It’s not hypocrisy in the same way that the Pope’s opposition to both birth control and abortion isn’t hypocrisy: the ends don’t justify the means. I assume you think of government support for pregnant women as a good thing, but a lot of conservatives appear to disagree with you. To them, abortion is bad, government “handouts” are bad, and even if abortion is worse than handouts, doing a bad thing to prevent an even worse thing is wrong.
But we (and they) know that reducing government support for pregnant women increases the number of abortions.
So they profess to wanting to “save lives” by ending abortions, while doing something that increases rhe number of abortions.
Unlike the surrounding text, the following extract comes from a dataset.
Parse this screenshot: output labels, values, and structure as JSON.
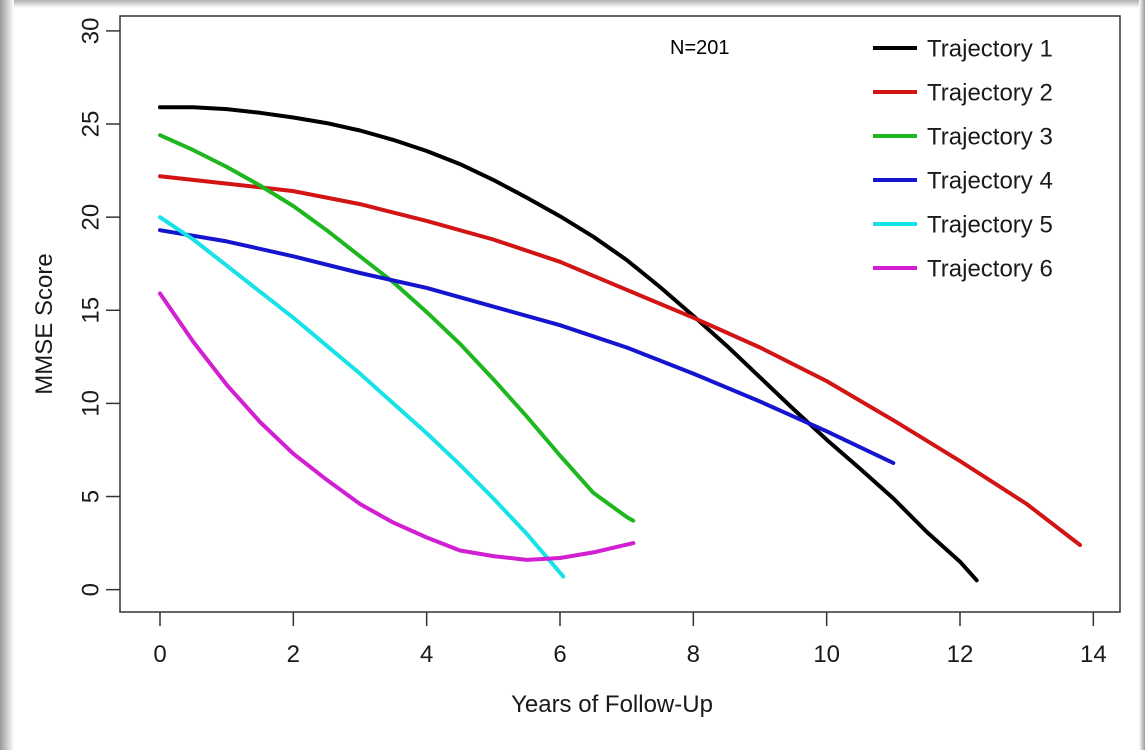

How exactly is that not hypocrasy?
It’s not hypocrisy in the same way that the Pope’s opposition to both birth control and abortion isn’t hypocrisy: the ends don’t justify the means. I assume you think of government support for pregnant women as a good thing, but a lot of conservatives appear to disagree with you. To them, abortion is bad, government “handouts” are bad, and even if abortion is worse than handouts, doing a bad thing to prevent an even worse thing is wrong.
That is also hypocrisy, thanks for another great example.
That is literally what the government is for, to support its citizens, yes.
They also disagree with climate change and the earth being more than 6000 years old. Doesn’t make them right, or any less hypocritical.